Historic church in New York, United States

St. Patrick's Church Complex is a historic Roman Catholic church complex located in the Far Westside neighborhood of Syracuse, Onondaga County, New York. The complex consists of the church (1871–1872), rectory (1890), school and convent (1909), additions (1930), and shrine in the meditation garden (1959). The church is a one-story, Gothic Revival style brick building measuring 60 feet wide and 128 feet long. It has a basilica plan and features towers of uneven height and weight flanking a central front gable.

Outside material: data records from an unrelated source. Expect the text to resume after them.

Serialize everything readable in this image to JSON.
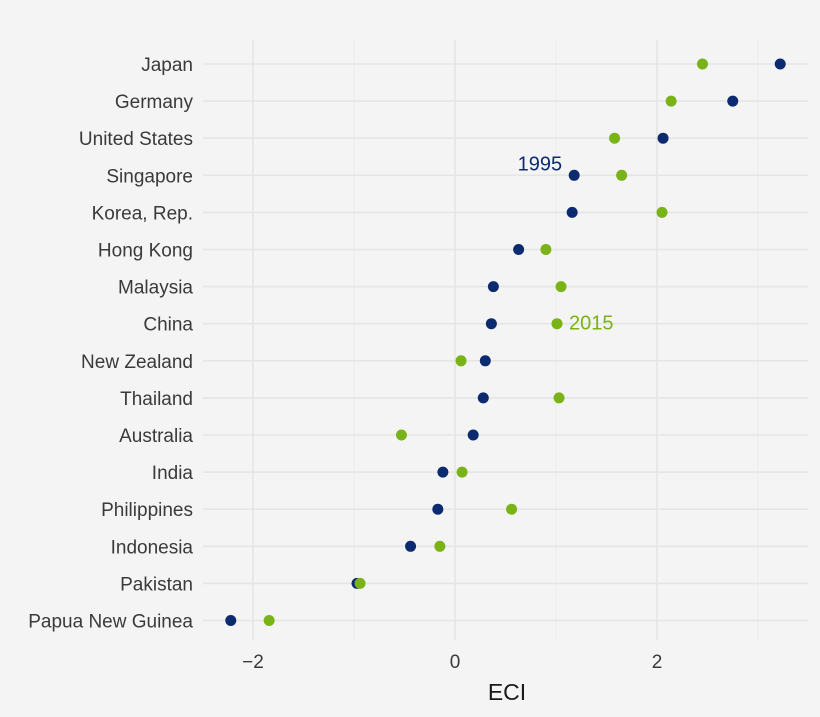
{
  "chart_data": {
    "type": "scatter",
    "subtype": "dot-plot",
    "title": "",
    "xlabel": "ECI",
    "ylabel": "",
    "xlim": [
      -2.5,
      3.5
    ],
    "x_ticks": [
      -2,
      0,
      2
    ],
    "x_tick_labels": [
      "−2",
      "0",
      "2"
    ],
    "grid": true,
    "categories": [
      "Japan",
      "Germany",
      "United States",
      "Singapore",
      "Korea, Rep.",
      "Hong Kong",
      "Malaysia",
      "China",
      "New Zealand",
      "Thailand",
      "Australia",
      "India",
      "Philippines",
      "Indonesia",
      "Pakistan",
      "Papua New Guinea"
    ],
    "series": [
      {
        "name": "1995",
        "color": "#0b2a6f",
        "values": [
          3.22,
          2.75,
          2.06,
          1.18,
          1.16,
          0.63,
          0.38,
          0.36,
          0.3,
          0.28,
          0.18,
          -0.12,
          -0.17,
          -0.44,
          -0.97,
          -2.22
        ]
      },
      {
        "name": "2015",
        "color": "#7ab317",
        "values": [
          2.45,
          2.14,
          1.58,
          1.65,
          2.05,
          0.9,
          1.05,
          1.01,
          0.06,
          1.03,
          -0.53,
          0.07,
          0.56,
          -0.15,
          -0.94,
          -1.84
        ]
      }
    ],
    "annotations": [
      {
        "text": "1995",
        "series": "1995",
        "category": "Singapore"
      },
      {
        "text": "2015",
        "series": "2015",
        "category": "China"
      }
    ],
    "legend": "none"
  }
}
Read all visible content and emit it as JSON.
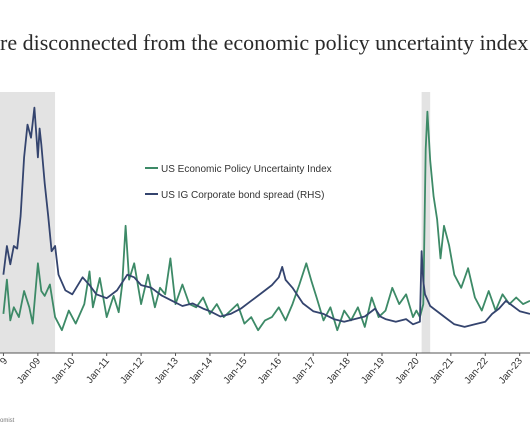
{
  "title": "re disconnected from the economic policy uncertainty index",
  "source": "omist",
  "colors": {
    "policy_uncertainty": "#3d8a67",
    "ig_spread": "#34446e",
    "shading": "#e3e3e3",
    "axis": "#555555"
  },
  "chart_data": {
    "type": "line",
    "title": "re disconnected from the economic policy uncertainty index",
    "xlabel": "",
    "ylabel": "",
    "x_ticks": [
      "9",
      "Jan-09",
      "Jan-10",
      "Jan-11",
      "Jan-12",
      "Jan-13",
      "Jan-14",
      "Jan-15",
      "Jan-16",
      "Jan-17",
      "Jan-18",
      "Jan-19",
      "Jan-20",
      "Jan-21",
      "Jan-22",
      "Jan-23"
    ],
    "x_range": [
      2007.9,
      2023.3
    ],
    "grid": false,
    "legend_position": "top-center",
    "shaded_periods": [
      [
        2007.9,
        2009.5
      ],
      [
        2020.15,
        2020.4
      ]
    ],
    "series": [
      {
        "name": "US Economic Policy Uncertainty Index",
        "x": [
          2008.0,
          2008.1,
          2008.2,
          2008.3,
          2008.45,
          2008.6,
          2008.75,
          2008.85,
          2009.0,
          2009.1,
          2009.2,
          2009.35,
          2009.5,
          2009.7,
          2009.9,
          2010.1,
          2010.35,
          2010.5,
          2010.6,
          2010.8,
          2011.0,
          2011.2,
          2011.35,
          2011.45,
          2011.55,
          2011.65,
          2011.8,
          2012.0,
          2012.2,
          2012.4,
          2012.55,
          2012.7,
          2012.85,
          2013.0,
          2013.2,
          2013.4,
          2013.6,
          2013.8,
          2014.0,
          2014.2,
          2014.4,
          2014.6,
          2014.8,
          2015.0,
          2015.2,
          2015.4,
          2015.6,
          2015.8,
          2016.0,
          2016.2,
          2016.4,
          2016.6,
          2016.8,
          2016.95,
          2017.1,
          2017.3,
          2017.5,
          2017.7,
          2017.9,
          2018.1,
          2018.3,
          2018.5,
          2018.7,
          2018.9,
          2019.1,
          2019.3,
          2019.5,
          2019.7,
          2019.9,
          2020.0,
          2020.1,
          2020.2,
          2020.27,
          2020.32,
          2020.4,
          2020.5,
          2020.6,
          2020.7,
          2020.8,
          2020.95,
          2021.1,
          2021.3,
          2021.5,
          2021.7,
          2021.9,
          2022.1,
          2022.3,
          2022.5,
          2022.7,
          2022.9,
          2023.1,
          2023.3
        ],
        "values": [
          24,
          45,
          20,
          28,
          22,
          38,
          28,
          18,
          55,
          38,
          35,
          42,
          22,
          14,
          26,
          18,
          30,
          50,
          28,
          46,
          22,
          35,
          25,
          42,
          78,
          45,
          55,
          30,
          48,
          28,
          40,
          36,
          58,
          30,
          42,
          30,
          28,
          34,
          24,
          30,
          22,
          26,
          30,
          18,
          22,
          14,
          20,
          22,
          28,
          20,
          30,
          42,
          55,
          44,
          34,
          20,
          28,
          14,
          26,
          20,
          28,
          16,
          34,
          22,
          26,
          40,
          30,
          36,
          22,
          26,
          22,
          30,
          125,
          148,
          118,
          96,
          82,
          58,
          78,
          66,
          48,
          40,
          52,
          34,
          26,
          38,
          26,
          36,
          30,
          34,
          30,
          32
        ]
      },
      {
        "name": "US IG Corporate bond spread (RHS)",
        "x": [
          2008.0,
          2008.1,
          2008.2,
          2008.3,
          2008.4,
          2008.5,
          2008.6,
          2008.7,
          2008.8,
          2008.9,
          2008.95,
          2009.0,
          2009.05,
          2009.1,
          2009.2,
          2009.3,
          2009.4,
          2009.5,
          2009.6,
          2009.8,
          2010.0,
          2010.3,
          2010.5,
          2010.7,
          2011.0,
          2011.3,
          2011.6,
          2011.8,
          2012.0,
          2012.3,
          2012.6,
          2012.9,
          2013.2,
          2013.5,
          2013.8,
          2014.0,
          2014.3,
          2014.6,
          2014.9,
          2015.2,
          2015.5,
          2015.8,
          2016.0,
          2016.1,
          2016.2,
          2016.4,
          2016.7,
          2017.0,
          2017.3,
          2017.6,
          2017.9,
          2018.2,
          2018.5,
          2018.8,
          2018.95,
          2019.1,
          2019.4,
          2019.7,
          2019.9,
          2020.1,
          2020.15,
          2020.2,
          2020.25,
          2020.3,
          2020.4,
          2020.5,
          2020.7,
          2020.9,
          2021.1,
          2021.4,
          2021.7,
          2022.0,
          2022.2,
          2022.4,
          2022.6,
          2022.8,
          2023.0,
          2023.3
        ],
        "values": [
          60,
          82,
          68,
          82,
          80,
          105,
          150,
          175,
          165,
          188,
          170,
          150,
          172,
          160,
          130,
          105,
          78,
          82,
          60,
          48,
          45,
          58,
          52,
          45,
          42,
          48,
          60,
          58,
          52,
          50,
          44,
          40,
          36,
          38,
          34,
          32,
          28,
          30,
          34,
          40,
          46,
          52,
          58,
          66,
          56,
          50,
          38,
          32,
          30,
          26,
          24,
          26,
          28,
          34,
          28,
          26,
          24,
          26,
          22,
          24,
          78,
          55,
          45,
          42,
          36,
          34,
          30,
          26,
          22,
          20,
          22,
          24,
          30,
          34,
          40,
          36,
          32,
          30
        ]
      }
    ]
  }
}
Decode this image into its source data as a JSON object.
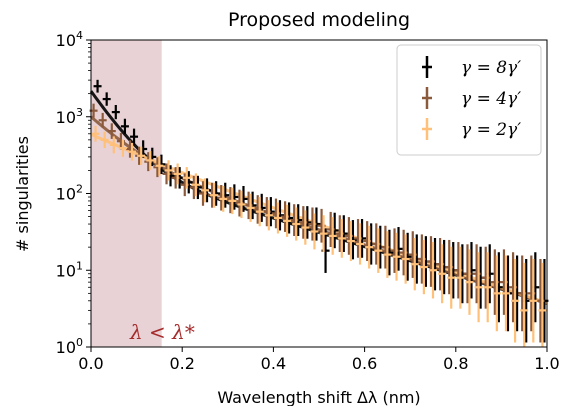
{
  "chart_data": {
    "type": "scatter",
    "title": "Proposed modeling",
    "xlabel": "Wavelength shift Δλ (nm)",
    "ylabel": "# singularities",
    "xlim": [
      0,
      1.0
    ],
    "ylim": [
      1,
      10000
    ],
    "yscale": "log",
    "grid": false,
    "legend_position": "top-right",
    "x_ticks": [
      "0.0",
      "0.2",
      "0.4",
      "0.6",
      "0.8",
      "1.0"
    ],
    "y_ticks": [
      {
        "base": "10",
        "exp": "0"
      },
      {
        "base": "10",
        "exp": "1"
      },
      {
        "base": "10",
        "exp": "2"
      },
      {
        "base": "10",
        "exp": "3"
      },
      {
        "base": "10",
        "exp": "4"
      }
    ],
    "shaded_region": {
      "x": [
        0,
        0.155
      ],
      "color": "#e8d2d6",
      "label": "λ < λ*"
    },
    "x": [
      0.01,
      0.03,
      0.05,
      0.07,
      0.09,
      0.11,
      0.13,
      0.15,
      0.17,
      0.19,
      0.21,
      0.23,
      0.25,
      0.27,
      0.29,
      0.31,
      0.33,
      0.35,
      0.37,
      0.39,
      0.41,
      0.43,
      0.45,
      0.47,
      0.49,
      0.51,
      0.53,
      0.55,
      0.57,
      0.59,
      0.61,
      0.63,
      0.65,
      0.67,
      0.69,
      0.71,
      0.73,
      0.75,
      0.77,
      0.79,
      0.81,
      0.83,
      0.85,
      0.87,
      0.89,
      0.91,
      0.93,
      0.95,
      0.97,
      0.99
    ],
    "series": [
      {
        "name": "γ = 8γ′",
        "color": "#000000",
        "values": [
          2500,
          1700,
          1150,
          750,
          550,
          380,
          300,
          240,
          170,
          160,
          140,
          120,
          110,
          100,
          95,
          90,
          85,
          70,
          65,
          58,
          52,
          48,
          45,
          42,
          40,
          18,
          33,
          30,
          25,
          26,
          22,
          20,
          17,
          19,
          15,
          14,
          13,
          12,
          11,
          10,
          9,
          10,
          8,
          9,
          6,
          5,
          5,
          4,
          6,
          4
        ],
        "fit": {
          "a": 1900,
          "k1": 21,
          "b": 260,
          "k2": 4.25
        }
      },
      {
        "name": "γ = 4γ′",
        "color": "#8b5a3c",
        "values": [
          1200,
          900,
          650,
          480,
          380,
          310,
          260,
          220,
          180,
          160,
          130,
          120,
          100,
          95,
          88,
          82,
          75,
          70,
          62,
          58,
          55,
          50,
          45,
          42,
          40,
          38,
          34,
          30,
          28,
          26,
          24,
          22,
          20,
          18,
          17,
          16,
          14,
          13,
          12,
          11,
          10,
          9,
          9,
          8,
          7,
          7,
          6,
          5,
          5,
          4
        ],
        "fit": {
          "a": 700,
          "k1": 15,
          "b": 300,
          "k2": 4.4
        }
      },
      {
        "name": "γ = 2γ′",
        "color": "#ffc07a",
        "values": [
          600,
          500,
          430,
          390,
          350,
          310,
          270,
          230,
          200,
          180,
          160,
          130,
          110,
          95,
          85,
          80,
          72,
          65,
          58,
          52,
          48,
          44,
          40,
          36,
          32,
          30,
          28,
          26,
          24,
          22,
          20,
          18,
          16,
          15,
          14,
          12,
          11,
          10,
          9,
          8,
          8,
          7,
          6,
          6,
          5,
          5,
          4,
          3,
          4,
          3
        ],
        "fit": {
          "a": 260,
          "k1": 8,
          "b": 330,
          "k2": 4.5
        }
      }
    ]
  }
}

It was listed on the National Register of Historic Places in 2012.

==History==
St. Patrick's Church was founded in 1870 and is located in historic Tipperary Hill on the west side of Syracuse. The church was dedicated on September 15, 1872, by Bishop Francis McNerny of the Albany Diocese.

Many of the first parishioners arrived in 1825 from all the various counties in Ireland to work on the Erie Canal and settled in Tipperary Hill. The first mass was celebrated on July 31, 1870, by Rev. Hugh Shields, the first pastor, in Cool's Hall, located at 101 Hamilton Street, on the banks of the Erie Canal. There is an annual Irish Festival.

==Today==
During the summer of 2012, St. Patrick's was canonically linked with St. Brigid's church, which means that they are still separate parishes, but share a pastor.